There was a time, not long ago, when inventors and discoverers were little recognized and poorly compensated for their splendid achievements. But that time is past. The book-makers of to-day are groping about the old shops where the inventors of last century worked, and the cottages where they lived, in order to tell the simple story of their lives, and write their names in the temple of fame. Huntsman, who emerged from long seclusion over the furnace and crucible, and presented to his fellow-workmen a piece of steel which rivalled that of old Damascus, and drove from the British markets all other steels—how resplendent his name is now! How every incident in the life of Watt is sought for—his struggles, his disappointments, and his final success! And so of Mushet, Neilson, Bramah, Maudslay, Clement, Murray, Nasmyth, Stephenson, and Fulton. When Watt had devised his engine he found no workmen expert enough to make it. Then Maudslay, Clement, and Murray invented automatic iron hands and fingers, and endowed them with almost human intelligence, and far more than human precision, and Watt’s difficulty was removed.
The “greasy mechanics” did more to hasten the world’s progress in a century—1740 to 1840—than had been accomplished up to that time by all the statesmen of all the dead ages. But those heroes of the workshop had none of the opportunities afforded by the manual training school of the present age. They toiled many hours each day for a shilling or two, and lived in stuffy hovels, and puzzled over the a b c of mechanics by the light of a tallow-candle. Some of them gained fortunes, while others were robbed of the fruits of genius, and slept in unknown graves; but all their names are treasured and honored now. The world moves, and in this age it moves always toward a higher appreciation of the value of the useful arts. This country is destined to become a vast workshop, and in this workshop the best energies, the strongest vital forces of the American people are eventually to be exerted. How necessary, then, to educate the hands as well as the brain of the youth of the country.[E8]

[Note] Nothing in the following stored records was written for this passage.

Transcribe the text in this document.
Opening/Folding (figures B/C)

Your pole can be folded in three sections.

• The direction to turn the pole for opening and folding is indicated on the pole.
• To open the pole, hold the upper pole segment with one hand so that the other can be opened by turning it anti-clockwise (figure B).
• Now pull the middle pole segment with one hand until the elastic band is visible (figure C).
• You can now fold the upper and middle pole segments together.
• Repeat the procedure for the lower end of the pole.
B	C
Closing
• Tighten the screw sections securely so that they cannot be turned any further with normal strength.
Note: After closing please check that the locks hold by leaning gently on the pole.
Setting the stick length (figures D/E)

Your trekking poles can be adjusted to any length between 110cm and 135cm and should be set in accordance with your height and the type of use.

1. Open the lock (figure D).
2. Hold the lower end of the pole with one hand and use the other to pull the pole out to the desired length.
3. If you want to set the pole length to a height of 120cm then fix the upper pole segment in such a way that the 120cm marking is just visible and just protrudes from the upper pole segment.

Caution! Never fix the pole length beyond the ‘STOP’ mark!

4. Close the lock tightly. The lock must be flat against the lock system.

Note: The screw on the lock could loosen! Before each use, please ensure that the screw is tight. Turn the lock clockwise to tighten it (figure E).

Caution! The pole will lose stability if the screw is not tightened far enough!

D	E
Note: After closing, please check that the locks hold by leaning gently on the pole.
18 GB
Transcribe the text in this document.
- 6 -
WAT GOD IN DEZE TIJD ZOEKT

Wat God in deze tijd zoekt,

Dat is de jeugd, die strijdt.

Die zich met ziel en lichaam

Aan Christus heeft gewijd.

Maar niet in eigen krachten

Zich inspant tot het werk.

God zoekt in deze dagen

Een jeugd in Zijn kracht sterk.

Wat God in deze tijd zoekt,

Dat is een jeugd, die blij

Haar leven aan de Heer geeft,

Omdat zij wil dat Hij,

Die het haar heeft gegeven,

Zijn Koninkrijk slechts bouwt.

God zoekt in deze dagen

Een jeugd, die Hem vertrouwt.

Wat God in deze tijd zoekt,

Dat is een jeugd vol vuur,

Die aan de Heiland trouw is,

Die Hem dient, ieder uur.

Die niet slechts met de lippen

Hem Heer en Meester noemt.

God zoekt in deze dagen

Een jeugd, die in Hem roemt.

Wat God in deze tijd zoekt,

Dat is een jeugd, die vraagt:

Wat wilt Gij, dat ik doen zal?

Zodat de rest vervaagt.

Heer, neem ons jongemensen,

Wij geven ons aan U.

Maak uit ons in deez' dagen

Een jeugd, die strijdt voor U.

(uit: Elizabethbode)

Mr. Smiles, in his “Lives of the Engineers,” has shown us the true springs of English greatness. In telling the story of the struggles and triumphs of the canal-makers, the bridge-builders, the coal-miners, the millwrights, the road-makers, the harbor and dock makers, the ship-builders, the iron and steel makers, and the railway-builders—in telling this story of persistence, of nerve, and “pluck,” he has sketched the career of the real heroes of English progress. A brief sketch of the life of James Brindley will serve to show how these noble men wrought, how they suffered, and how they conquered.
James Brindley was born in 1716. His parents were poor. His father was a ne’er-do-well. His mother taught him to be honest and industrious. James worked as a common laborer till he was seventeen years of age. In 1733 he became a millwright’s apprentice—bound for seven years. He was a dull boy, learning slowly, but before the end of his “bound” term he became the best workman in the neighborhood. He helped the now celebrated Wedgwoods out of a difficulty by inventing and constructing flint-mills for their works. He invented and constructed pumps for clearing the Clifton coal-mines of water—an entirely new device that opened coal chambers which had long been completely drowned out. His compensation for this class of work—the work of genius—was two shillings a day!
In 1755 he built a silk-mill, in which he made several important improvements in machinery, etc. But this man, who possessed inventive genius of a high order and large executive ability, could neither write legibly nor spell correctly, and his charge for almost inestimable services was still, in 1757, only two to four shillings a day. His struggles to improve the steam-engine form a curious chapter in the story of his life. It was to him that the Duke of Bridgewater owed his success in canal-making.